I know that I have done many things/To give you reason not to listen to me, sings Sinead O'Connor in "The Lamb's Book of Life," one of several new songs that ask forgiveness from her lovers, father and fans. Repentant and yet still gloriously provocative, Faith and Courage speaks with the jaw-clenched directness for which O'Connor is both famous and infamous. What it does most convincingly is give listeners reason to once again embrace the Irish firebrand.

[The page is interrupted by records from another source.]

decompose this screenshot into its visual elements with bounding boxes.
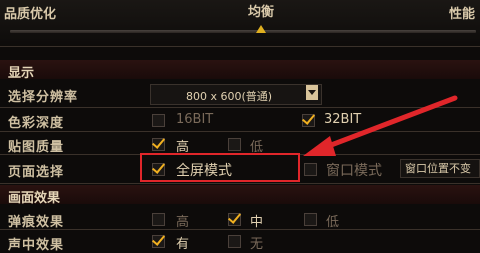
effect-medium-checkbox[interactable]	[228, 213, 241, 226]
divider	[0, 183, 480, 184]
effect-low-checkbox[interactable]	[304, 213, 317, 226]
effects-section-header	[0, 185, 480, 204]
effects-row-label: 弹痕效果	[8, 215, 65, 230]
divider	[0, 229, 480, 230]
effects-section-title: 画面效果	[8, 191, 61, 206]
annotation-arrow-icon	[303, 95, 458, 156]
effect-low-label: 低	[326, 215, 340, 230]
effect2-yes-checkbox[interactable]	[152, 235, 165, 248]
effects-row2-label: 声中效果	[8, 238, 65, 253]
effect2-no-label: 无	[250, 237, 264, 252]
effect2-no-checkbox[interactable]	[228, 235, 241, 248]
effect-high-label: 高	[176, 215, 190, 230]
effect-medium-label: 中	[250, 215, 264, 230]
effect2-yes-label: 有	[176, 237, 190, 252]
effect-high-checkbox[interactable]	[152, 213, 165, 226]
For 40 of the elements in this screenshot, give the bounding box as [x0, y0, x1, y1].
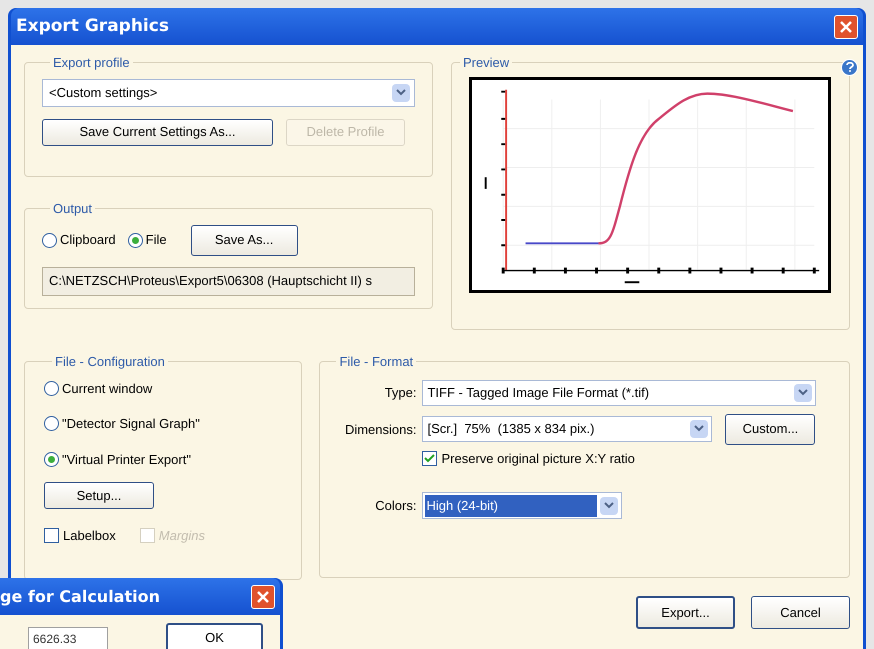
radio-label[interactable]: File	[146, 230, 167, 250]
window-title: ge for Calculation	[0, 586, 160, 608]
checkbox[interactable]	[422, 450, 438, 466]
radio-button[interactable]	[44, 380, 59, 396]
radio-label[interactable]: Current window	[62, 378, 152, 398]
button[interactable]: OK	[166, 623, 263, 649]
checkbox-label[interactable]: Labelbox	[63, 526, 116, 546]
radio-button[interactable]	[128, 232, 143, 248]
button[interactable]: Custom...	[725, 414, 816, 444]
help-icon[interactable]	[841, 58, 858, 76]
checkbox-label[interactable]: Preserve original picture X:Y ratio	[441, 448, 635, 468]
radio-label[interactable]: "Virtual Printer Export"	[62, 450, 191, 469]
dropdown[interactable]: TIFF - Tagged Image File Format (*.tif)	[422, 380, 816, 406]
group-title: Export profile	[52, 54, 131, 72]
value-field[interactable]: 6626.33	[28, 627, 108, 649]
radio-label[interactable]: "Detector Signal Graph"	[62, 414, 200, 434]
button[interactable]: Export...	[636, 596, 735, 629]
dropdown[interactable]: [Scr.] 75% (1385 x 834 pix.)	[422, 416, 712, 442]
button[interactable]: Setup...	[44, 482, 154, 509]
radio-button[interactable]	[44, 416, 59, 432]
group-title: Preview	[462, 54, 510, 72]
close-icon[interactable]	[251, 584, 275, 608]
dropdown[interactable]: High (24-bit)	[422, 492, 622, 519]
field-label: Dimensions:	[344, 421, 416, 440]
group-title: Output	[52, 200, 94, 218]
button[interactable]: Save As...	[190, 224, 298, 256]
group-title: File - Configuration	[54, 353, 166, 371]
radio-button[interactable]	[42, 232, 57, 248]
path-field[interactable]: C:\NETZSCH\Proteus\Export5\06308 (Hauptschicht II) s	[42, 266, 415, 296]
field-label: Colors:	[374, 496, 416, 515]
checkbox[interactable]	[44, 528, 59, 544]
radio-label[interactable]: Clipboard	[60, 230, 116, 250]
radio-button[interactable]	[44, 452, 59, 467]
button[interactable]: Cancel	[751, 596, 850, 629]
group-title: File - Format	[338, 353, 414, 371]
window-title: Export Graphics	[16, 14, 169, 38]
button[interactable]: Save Current Settings As...	[42, 118, 273, 146]
close-icon[interactable]	[834, 14, 858, 38]
field-label: Type:	[384, 384, 416, 402]
dropdown[interactable]: <Custom settings>	[42, 78, 415, 106]
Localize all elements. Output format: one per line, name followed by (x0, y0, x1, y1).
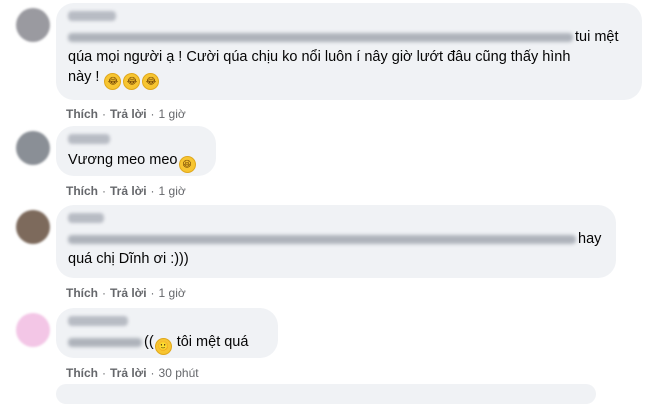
comment-text: tui mệt (575, 29, 619, 45)
laughing-emoji-icon: 😆 (178, 156, 196, 173)
reply-link[interactable]: Trả lời (110, 366, 147, 380)
comment-text: Vương meo meo (68, 152, 178, 168)
author-name[interactable] (68, 134, 110, 144)
timestamp[interactable]: 1 giờ (159, 107, 186, 121)
like-link[interactable]: Thích (66, 286, 98, 300)
comment-line: hay (68, 229, 604, 249)
comment-line: này ! 😂 😂 😂 (68, 67, 630, 90)
smile-emoji-icon: 🙂 (154, 338, 172, 355)
like-link[interactable]: Thích (66, 184, 98, 198)
timestamp[interactable]: 1 giờ (159, 184, 186, 198)
comment-text: này ! (68, 69, 100, 85)
comment-line: quá chị Dĩnh ơi :))) (68, 251, 189, 267)
comment-bubble: ((🙂 tôi mệt quá (56, 308, 278, 358)
comment-text: tôi mệt quá (176, 334, 249, 350)
comment-bubble: tui mệt qúa mọi người ạ ! Cười qúa chịu … (56, 3, 642, 100)
like-link[interactable]: Thích (66, 107, 98, 121)
rofl-emoji-icon: 😂 (123, 73, 141, 90)
timestamp[interactable]: 30 phút (159, 366, 199, 380)
rofl-emoji-icon: 😂 (142, 73, 160, 90)
next-comment-bubble (56, 384, 596, 404)
comment-line: Vương meo meo 😆 (68, 150, 204, 173)
comment-thread: { "actions": { "like": "Thích", "reply":… (0, 0, 660, 404)
avatar[interactable] (16, 131, 50, 165)
comment-text: hay (578, 231, 602, 247)
reply-link[interactable]: Trả lời (110, 107, 147, 121)
author-name[interactable] (68, 213, 104, 223)
rofl-emoji-icon: 😂 (104, 73, 122, 90)
avatar[interactable] (16, 8, 50, 42)
like-link[interactable]: Thích (66, 366, 98, 380)
tagged-text[interactable] (68, 234, 576, 244)
comment-actions: Thích · Trả lời · 1 giờ (66, 107, 186, 121)
comment-line: ((🙂 tôi mệt quá (68, 332, 266, 355)
avatar[interactable] (16, 210, 50, 244)
comment-bubble: hay quá chị Dĩnh ơi :))) (56, 205, 616, 278)
comment-actions: Thích · Trả lời · 30 phút (66, 366, 199, 380)
avatar[interactable] (16, 313, 50, 347)
comment-text: (( (144, 334, 154, 350)
comment-line: qúa mọi người ạ ! Cười qúa chịu ko nổi l… (68, 49, 571, 65)
comment-actions: Thích · Trả lời · 1 giờ (66, 286, 186, 300)
comment-bubble: Vương meo meo 😆 (56, 126, 216, 176)
timestamp[interactable]: 1 giờ (159, 286, 186, 300)
author-name[interactable] (68, 11, 116, 21)
author-name[interactable] (68, 316, 128, 326)
tagged-text[interactable] (68, 337, 142, 347)
tagged-text[interactable] (68, 32, 573, 42)
comment-line: tui mệt (68, 27, 630, 47)
reply-link[interactable]: Trả lời (110, 184, 147, 198)
reply-link[interactable]: Trả lời (110, 286, 147, 300)
comment-actions: Thích · Trả lời · 1 giờ (66, 184, 186, 198)
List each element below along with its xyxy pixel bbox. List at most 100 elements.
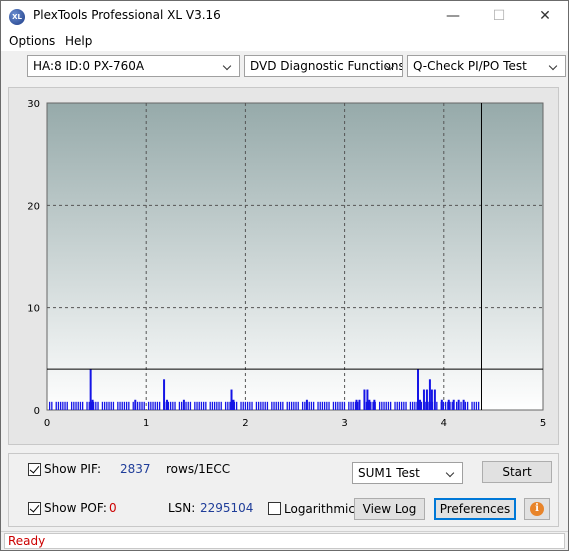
menu-help[interactable]: Help: [65, 34, 92, 48]
baseline-bar: [174, 401, 176, 410]
baseline-bar: [293, 401, 295, 410]
baseline-bar: [255, 401, 258, 410]
baseline-bar: [264, 401, 266, 410]
x-tick-label: 5: [540, 418, 546, 429]
baseline-bar: [383, 401, 385, 410]
test-select-value: Q-Check PI/PO Test: [413, 59, 527, 73]
show-pif-label: Show PIF:: [44, 462, 101, 476]
pif-bar: [440, 399, 443, 410]
baseline-bar: [455, 401, 458, 410]
pif-bar: [428, 379, 431, 410]
close-button[interactable]: ✕: [522, 1, 568, 31]
baseline-bar: [444, 401, 447, 410]
baseline-bar: [244, 401, 247, 410]
baseline-bar: [143, 401, 145, 410]
baseline-bar: [251, 401, 253, 410]
baseline-bar: [475, 401, 478, 410]
baseline-bar: [108, 401, 110, 410]
baseline-bar: [218, 401, 220, 410]
drive-select-value: HA:8 ID:0 PX-760A: [33, 59, 145, 73]
pif-bar: [230, 389, 233, 410]
baseline-bar: [387, 401, 390, 410]
maximize-button[interactable]: ☐: [476, 1, 522, 31]
pif-bar: [355, 399, 358, 410]
pif-bar: [134, 399, 137, 410]
baseline-bar: [119, 401, 121, 410]
baseline-bar: [57, 401, 60, 410]
baseline-bar: [141, 401, 143, 410]
baseline-bar: [414, 401, 416, 410]
pif-bar: [433, 389, 436, 410]
rows-label: rows/1ECC: [166, 462, 231, 476]
baseline-bar: [59, 401, 62, 410]
show-pof-checkbox[interactable]: [28, 502, 41, 515]
baseline-bar: [196, 401, 198, 410]
baseline-bar: [139, 401, 141, 410]
logarithmic-label: Logarithmic: [284, 502, 355, 516]
logarithmic-checkbox[interactable]: [268, 502, 281, 515]
baseline-bar: [66, 401, 68, 410]
baseline-bar: [75, 401, 77, 410]
baseline-bar: [169, 401, 172, 410]
baseline-bar: [240, 401, 242, 410]
y-tick-label: 10: [27, 304, 40, 315]
x-tick-label: 0: [44, 418, 50, 429]
test-select[interactable]: Q-Check PI/PO Test: [407, 55, 566, 77]
function-select[interactable]: DVD Diagnostic Functions: [244, 55, 403, 77]
baseline-bar: [471, 401, 473, 410]
baseline-bar: [136, 401, 139, 410]
app-logo-icon: XL: [9, 9, 25, 25]
preferences-button[interactable]: Preferences: [434, 498, 516, 520]
show-pif-checkbox[interactable]: [28, 463, 41, 476]
baseline-bar: [202, 401, 205, 410]
baseline-bar: [152, 401, 154, 410]
start-button[interactable]: Start: [482, 461, 552, 483]
y-tick-label: 30: [27, 99, 40, 110]
baseline-bar: [198, 401, 200, 410]
view-log-button[interactable]: View Log: [354, 498, 425, 520]
baseline-bar: [246, 401, 249, 410]
baseline-bar: [308, 401, 310, 410]
info-icon: i: [530, 502, 544, 516]
baseline-bar: [411, 401, 414, 410]
baseline-bar: [282, 401, 284, 410]
menu-bar: Options Help: [1, 31, 568, 51]
baseline-bar: [70, 401, 73, 410]
baseline-bar: [178, 401, 181, 410]
baseline-bar: [339, 401, 341, 410]
baseline-bar: [398, 401, 401, 410]
baseline-bar: [79, 401, 82, 410]
baseline-bar: [55, 401, 57, 410]
minimize-button[interactable]: —: [430, 1, 476, 31]
baseline-bar: [389, 401, 392, 410]
baseline-bar: [216, 401, 218, 410]
pif-bar: [417, 369, 420, 410]
pif-bar: [89, 369, 92, 410]
pif-bar: [368, 399, 371, 410]
baseline-bar: [112, 401, 115, 410]
baseline-bar: [158, 401, 161, 410]
baseline-bar: [317, 401, 319, 410]
controls-panel: Show PIF: 2837 rows/1ECC Show POF: 0 LSN…: [8, 453, 559, 527]
baseline-bar: [279, 401, 282, 410]
info-button[interactable]: i: [524, 498, 550, 520]
pif-bar: [91, 399, 94, 410]
pif-bar: [166, 399, 169, 410]
baseline-bar: [286, 401, 288, 410]
menu-options[interactable]: Options: [9, 34, 55, 48]
baseline-bar: [396, 401, 398, 410]
sum-test-value: SUM1 Test: [358, 466, 420, 480]
baseline-bar: [326, 401, 328, 410]
lsn-value: 2295104: [200, 501, 254, 515]
pif-bar: [373, 399, 376, 410]
baseline-bar: [352, 401, 354, 410]
sum-test-select[interactable]: SUM1 Test: [352, 462, 463, 484]
baseline-bar: [473, 401, 475, 410]
title-bar: XL PlexTools Professional XL V3.16 — ☐ ✕: [1, 1, 568, 31]
x-tick-label: 3: [341, 418, 347, 429]
baseline-bar: [304, 401, 306, 410]
chevron-down-icon: [444, 463, 458, 483]
drive-select[interactable]: HA:8 ID:0 PX-760A: [27, 55, 240, 77]
pif-value: 2837: [120, 462, 151, 476]
baseline-bar: [62, 401, 64, 410]
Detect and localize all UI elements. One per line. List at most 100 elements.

It's designed like a mainstream R&B blockbuster, the kind that has a different producer-songwriter-player for nearly every track. Unexpected pairings draw out opposite aspects of the singer's complex musical personality. The result is an album of approachable pop that's both defiant and diverse and that flaunts rock's swagger, electronica's experimentalism, folk's introspection and hip-hop's social critique. O'Connor doesn't abandon the national identity she quietly asserted on her previous two releases; Faith and Courage layers playful Irish folk whistles and O'Connor's peerless cry into contemporary street sonics while navigating between inner spirituality and the conflicted outside world. The two domains meet on the show-stopping, string-laden anthem "No Man's Woman," where she declares she won't concede to male domination because she's already in love — with a "spirit." Sounds hokey on paper, but because O'Connor — the original Alanis — rocks so hard, the sentiment is nothing short of spine-tingling.

Another compact doozy, "Daddy I'm Fine," flips from looping reggae to double-time punk thrash while neatly encapsulating the singer's transformation from frustrated Dublin girl to world-class, ass-kickin' mom. Even serene ballads like "Emma's Song" suggest tension, ambivalence, mystery. It's a tribute to O'Connor's guiding presence that dub-funk masters Adrian Sherwood and Skip McDonald, Eurythmics' Dave Stewart, ex-Ednaswap rockers Scott Cutler and Anne Preven, Fugee Wyclef Jean, ex-Public Image Ltd. bassist Jah Wobble, Destiny's Child producer Kevin "She'kspere" Briggs and ambient guru Brian Eno can all contribute without overpowering the album's star. With its dauntless style juxtapositions and the singer's strongest songs in a decade, Faith and Courage restores this wayward soul to major rock-goddess status even as she strips down to her human essence. This is the Sinéad album you've been wanting for years.